My last teaching position was close to volunteering. I made enough to get by, but the hours were long, the work was very hard, and the pleasures immeasurable. Teaching in Bangladesh, at a women’s university that recruited students from all over Asia, rewarded me fully for my efforts. I took the job because I wanted to use my skills for those who couldn’t afford to pay for them. I had been teaching at private universities across Asia to students who could afford the tuition, and often didn’t care much about what I had to offer. But I knew I couldn’t afford at that point to volunteer, and Asian University for Women was a good compromise – a minimum sort of wage and students who soaked up education with great appreciation.
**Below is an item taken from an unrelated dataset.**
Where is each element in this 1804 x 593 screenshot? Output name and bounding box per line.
I took the job there knowing that I was taking a huge cut in wages and that it would be a very tough experience. Both were true. The political turmoil in the country makes it dangerous and unpredictable. I taught courses I hadn’t taught before, and had to try to stay prepared a week, or a day, ahead of my students. Electricity is a luxury interrupted many times a day, and the temperatures and humidity made teaching a sweaty circumstance. It was what is kindly referred to as a “hardship post”.
Poverty is a grinding experience. I know people who don’t travel to some countries because the poverty is too painful. I can understand that. Kindhearted people want to help. We don’t want to know that we are impotent to solve the world’s problems. When you get to know people who are abjectly poor, hang out with them, they are then people, not the world’s problems, not objects of pity. Not seeing suffering doesn’t make it go away. It is there, and seeing it in all of its glory and humanity can have a salutary effect.
So, now I have the “minimum wage” of my Social Security. I have many years of teaching experience, with students for whom English was not a first language, and for some to say it was a second language would be a serious overstatement. I have lived in very challenging environments, mostly enjoyably. I do have something to offer. I suspect most of us do, after all, we are seniors with tons of life experience. Why not do some volunteering as I travel through Latin America?
I’ll be researching this now and will be posting more.